Never Give In Until You Say It’s Over
I had met her the evening before. Her primary nurse had wanted assistance with Leopold’s maneuver. This is an assessment that I encourage on every admitted patient on the labor and delivery unit. The conclusion will allow us to determine if she should start doing some maternal positioning right away to help get her infant into the optimal position for birth. At the time of her admission, she presented with a birth plan, her husband and her doula. They were a team on a mission, having discussed her birth plan and how to support her. We were also ready to help her achieve her goal.
22 hours later, as a group of evening nurses stood in our scrubs, we waited to hear which patient we were assigned to. This is always a moment filled with anticipation and excitement, yet a bit of dread for the hard work ahead. I saw her name and heard her story, yet she was not my assigned patient that shift. I was given the title of what we label, “resource nurse.” I had scored! This assignment is always my favorite as I love to assist others; nurses, physicians and our beloved patients. I love going into a room to serve in the role of “second RN,” where my job is to attend to the newborn. How privileged are we to have the job of gently wiping, stimulating, evaluating vital status, weighing, assisting with first feedings, and encouraging the bond between parents and child? I after, all these years, still am in awe of each and every birth.
This above mentioned patient was a woman who was pregnant with her first child, a primigravida. She was ultra fit, a person who had a job where she spent the majority of her word day on her feet, had no underlying pregnancy related diseases, and had an infant who was not measuring large for gestational age. She had reached 10 cm dilitation after 20 hours of labor, and had been pushing for 2 hours when I was asked by her physician to evaluate her current status and report if there is anything I would suggest doing so as she could continue on the path of a vaginal delivery. She was very tired and her nurse had not noticed any descent of the fetal head in the past one hour of pushing.
I went in and calmly discussed who I was and that I had been asked to come in, as I have had special training in what is called maternal positioning for optimal fetal positioning. I asked permission to do a sterile vaginal exam in order to help determine what position the fetal head was in at this time after pushing for two hours on her back. The infant had significant molding to it’s head, yet I could palpate the swelling going horizontal verses vertical. This means that most likely, the infant’s head was transverse. Per my research, more cesarean sections are done for transverse arrest of descent than for any other malposition related to “arrest of descent.” I knew that if this babe was going to be born vaginally, it needed to be given the space to turn it’s head to vertical, may it be occiput posterior of the better choice, occiput anterior (looking down at the floor).
I explained this to the patient and her birth team. I listened to her questions and her insistence that she wanted to continue to try to deliver vaginally. I instructed her and her nurse to stop pushing as of this moment in time. I gave them each a job. First of all, it was important for her to drink some caloric fluids. Who can run a marathon without supplemental energy? Her husbands role was to encourage a sip of fluid every 5-10 minutes. Her doula was to assist me in position changes. Her nurse, having been working hard for the last two hours of pushing, had some charting to do, so I encouraged her to do so.
My immediate goal was to get this little one’s head out of the maternal middle pelvis, enough to allow for a small rotation, so as to decrease the diameter of it’s head, by going in straight verses transverse. Open knee chest was the way in this situation. She had an epidural, so it is always important to determine her ability to get up on her hands and knees. In asking her nurse, she had been able to change lateral positions with very little help throughout this shift. The patient herself felt that she could get up onto her knees with assistance. OK, let’s go! Her doula and I were on either side, one person’s job is to balance her legs, shoulder width apart, her arms supported over a peanut ball at the head of the bed. The other person has her hand under the maternal belly, so as there is never any weight placed on the infant and can adjust the fetal monitoring when needed. Dad was then asked to help support her legs by holding a folded sheet that I had placed through her V shaped body laying across her thighs. He positioned himself at the foot of the bed and helped hold her up, kind of like holding the rope of while water skiing.
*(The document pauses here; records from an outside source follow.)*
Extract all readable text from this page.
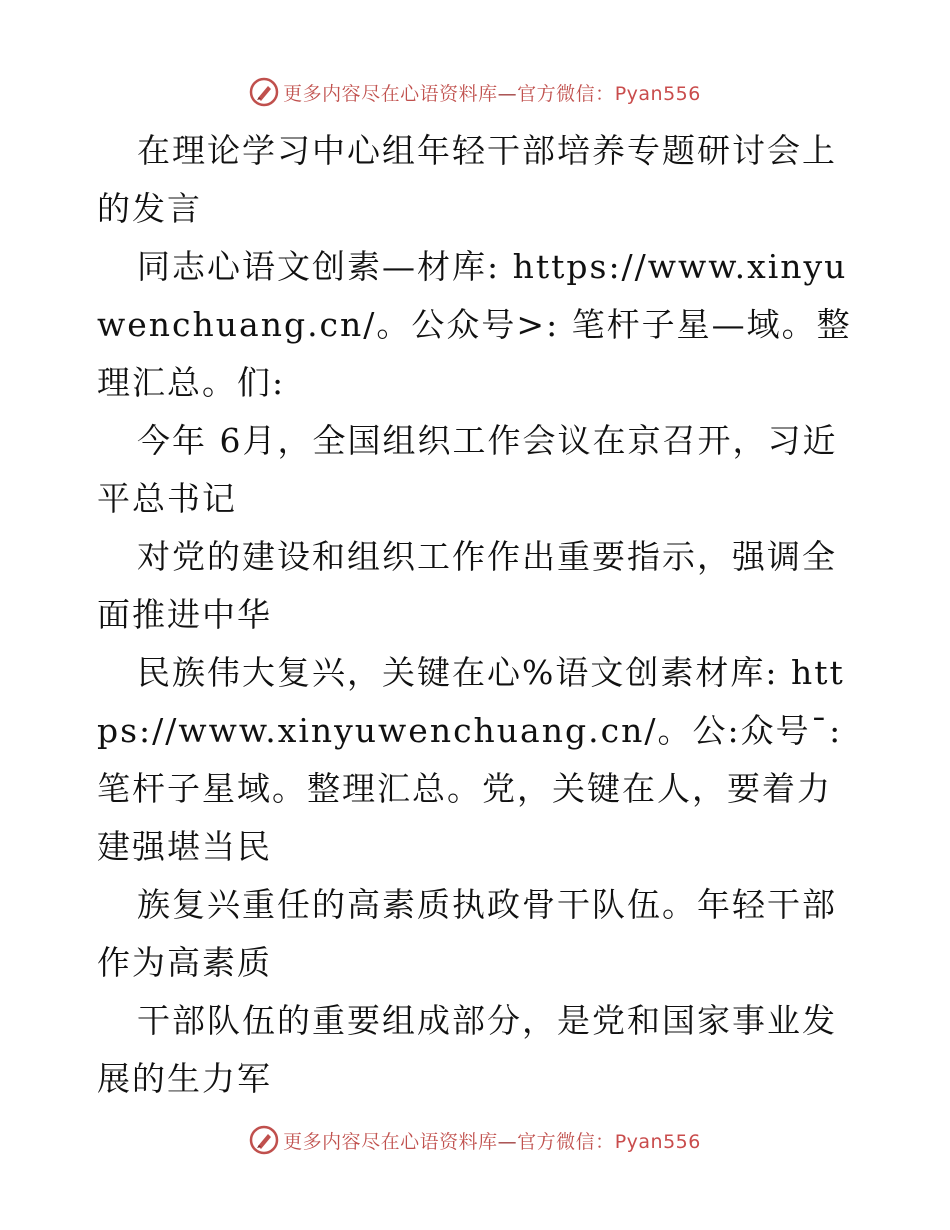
更多内容尽在心语资料库—官方微信：Pyan556

在理论学习中心组年轻干部培养专题研讨会上的发言

同志心语文创素—材库: https://www.xinyuwenchuang.cn/。公众号>: 笔杆子星—域。整理汇总。们:

今年 6月，全国组织工作会议在京召开，习近平总书记

对党的建设和组织工作作出重要指示，强调全面推进中华

民族伟大复兴，关键在心%语文创素材库: https://www.xinyuwenchuang.cn/。公:众号¯: 笔杆子星域。整理汇总。党，关键在人，要着力建强堪当民

族复兴重任的高素质执政骨干队伍。年轻干部作为高素质

干部队伍的重要组成部分，是党和国家事业发展的生力军

更多内容尽在心语资料库—官方微信：Pyan556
Slowly, she is positioned into a A shape verses a L shape. It is important that this shape is encouraged as it allows more room due to the front on the pelvis (symphysis) is allowed to open up. She was held in this position for two contractions (or 5 minutes), breathing into her belly with no pushing allowed. Calm relaxing breath, maternal coaching encouraged, instructing her own infant to come out of the pelvis, in order to go back in a more comfortable and safe position. After a few minutes, the doula stated that she felt “a lot of movement.” She was easily returned to her lateral position in bed. I reassessed the infants position via an exam. The head was further up in the pelvis and the swelling was running up and down now! Now it’s time to push!
Lateral pushing is best, as it allows for the sacrum to tilt back to allow for the infant to come into the pelvis, and then once the head is low by the pelvic outlet, it tips forward to allow for the space to open for delivery. After 20 minutes of pushing in the lateral position, her baby girl was born into her waiting arms. Momma was what I call, a “rock star.” I left the room, knowing the beauty and magic of maternal positioning yet again.